18. After the rains in Chattanooga, the child versions of my sisters and I would run around in our yard and catch the tree frogs with our bare hands. It always thunderstormed big when we lived in that house, the creek in our backyard often overflowing. Once, we heard a crack of lightening and the house shook. My mother screamed from the kitchen – something had tingled her hand. When we open the front door, we saw that a wing of the eagle crest over the front had fallen, having been zapped by the lightening that struck our house.
19. After the rains in Champaign, the neighbor kids and I would collect the worms and snails that would crawl out of the mudbanks and blanket the sidewalks. My mom, ever precious of her garden, would throw the snails into the road.
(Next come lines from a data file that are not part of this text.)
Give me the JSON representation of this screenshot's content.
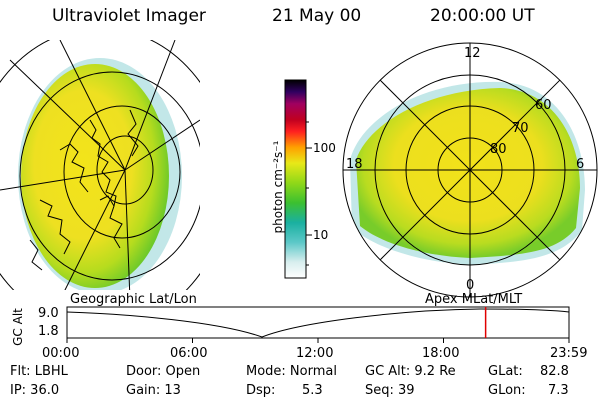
{
  "header": {
    "instrument": "Ultraviolet Imager",
    "date": "21 May 00",
    "time": "20:00:00 UT"
  },
  "colorbar": {
    "label": "photon cm⁻²s⁻¹",
    "ticks": [
      "100",
      "10"
    ]
  },
  "polar": {
    "labels": {
      "top": "12",
      "bottom": "0",
      "left": "18",
      "right": "6",
      "lat60": "60",
      "lat70": "70",
      "lat80": "80"
    }
  },
  "timeline": {
    "left_label": "Geographic Lat/Lon",
    "right_label": "Apex MLat/MLT",
    "axis_title": "GC Alt",
    "y_top": "9.0",
    "y_bottom": "1.8",
    "ticks": [
      "00:00",
      "06:00",
      "12:00",
      "18:00",
      "23:59"
    ],
    "marker_time_hours": 20.0
  },
  "info": {
    "row1": {
      "filter": "Flt: LBHL",
      "door": "Door: Open",
      "mode": "Mode: Normal",
      "gc_alt": "GC Alt: 9.2 Re",
      "glat_label": "GLat:",
      "glat_value": "82.8"
    },
    "row2": {
      "ip": "IP: 36.0",
      "gain": "Gain: 13",
      "dsp_label": "Dsp:",
      "dsp_value": "5.3",
      "seq": "Seq: 39",
      "glon_label": "GLon:",
      "glon_value": "7.3"
    }
  },
  "colors": {
    "marker": "#e00000",
    "aurora_yellow": "#f2e010",
    "aurora_green": "#8fd21c"
  }
}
20. After the rains in the Adirondacks, the mushrooms would flourish in the damp rotting trees and leafy underbrush. I was no longer a kid, but still, I ran around identifying Puffballs, Earthstars, Chicken-Of-The-Woods, Golden Chanterelle, Acarics, Agrocyb, collecting them all in a wicker basket to share with the residency’s cook. We’d look at gills, scales, stems and roots, and do scratch tests to see if they’d bruise blue. We’d have to time it right – not too soon after the rains and not too late or they’d be gone. I spent much of that residency when I should have been writing, wandering around the forest foraging and accessing a nature I never knew.
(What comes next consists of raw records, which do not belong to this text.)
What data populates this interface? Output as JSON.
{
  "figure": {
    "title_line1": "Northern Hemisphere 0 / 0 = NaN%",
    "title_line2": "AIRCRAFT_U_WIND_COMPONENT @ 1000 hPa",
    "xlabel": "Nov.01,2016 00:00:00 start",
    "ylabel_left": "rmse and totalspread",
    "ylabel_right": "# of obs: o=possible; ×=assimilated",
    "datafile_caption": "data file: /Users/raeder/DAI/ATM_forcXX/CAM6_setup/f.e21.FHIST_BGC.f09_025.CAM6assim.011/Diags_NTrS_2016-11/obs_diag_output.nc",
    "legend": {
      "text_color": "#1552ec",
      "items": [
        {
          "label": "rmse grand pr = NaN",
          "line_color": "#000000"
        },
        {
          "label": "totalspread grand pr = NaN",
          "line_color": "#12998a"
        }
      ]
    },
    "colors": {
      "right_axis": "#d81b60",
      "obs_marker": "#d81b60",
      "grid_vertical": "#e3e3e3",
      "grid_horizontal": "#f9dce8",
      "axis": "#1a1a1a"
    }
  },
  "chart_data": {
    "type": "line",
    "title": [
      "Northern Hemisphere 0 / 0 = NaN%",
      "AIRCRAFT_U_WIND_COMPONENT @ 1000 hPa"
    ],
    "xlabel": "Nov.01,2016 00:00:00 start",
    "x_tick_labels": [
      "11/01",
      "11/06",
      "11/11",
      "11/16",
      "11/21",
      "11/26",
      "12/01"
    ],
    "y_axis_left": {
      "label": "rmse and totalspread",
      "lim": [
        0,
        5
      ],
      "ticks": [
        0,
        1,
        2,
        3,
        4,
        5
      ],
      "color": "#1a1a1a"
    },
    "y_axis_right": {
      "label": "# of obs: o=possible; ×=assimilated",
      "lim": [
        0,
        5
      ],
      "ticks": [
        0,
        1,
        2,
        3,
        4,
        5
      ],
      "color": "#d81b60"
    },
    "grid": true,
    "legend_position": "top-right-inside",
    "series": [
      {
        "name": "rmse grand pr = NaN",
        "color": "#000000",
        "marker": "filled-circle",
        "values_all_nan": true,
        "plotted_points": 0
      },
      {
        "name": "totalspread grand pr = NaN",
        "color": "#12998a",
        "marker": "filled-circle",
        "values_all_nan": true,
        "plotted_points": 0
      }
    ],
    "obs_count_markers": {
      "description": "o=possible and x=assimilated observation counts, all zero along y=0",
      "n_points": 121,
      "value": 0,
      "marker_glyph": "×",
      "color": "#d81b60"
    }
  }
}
21. The rain here, now, at a residency outside of Chicago, falls from the sky in light sweeps that quickly turn to chunky snow. It’s a slurry, that melts as soon as it hits the ground. It’s not umbrella weather, but the prairie land on the nature preserve turns into bogs and walking on it after the rain squishes like a sponge underfoot. During a break in the rain, the fire fighters come and scorch the prairie. I am surprised at how it burns, and how the ashes tumble through the air, and how the birds eat worms in the scorched mud after. Today’s hail stormed down, littering the sidewalks with centimeter wide ice. It poured so heavy the sky outside was white. A few days ago I saw lightning hit the parking lot asphalt, green light bouncing off the ground, just a couple hundred feet from me. All the poetic symbolisms overwhelming.
22. When it doesn’t rain, you forget the all the romances the rain holds. And then it rains, and the romance in life is torrential.
23. It is now Ramadan, and from sun up to sun down Muslims fast from water and food. There’s something about all this rain during Ramadan. That we can’t drink water, yet the sky drenches the earth to drink, reminding us the importance of thirst and how Allah provides in the end. Allah’s Ramadan reminders everywhere.
Thank you for these beautiful rain reminiscences.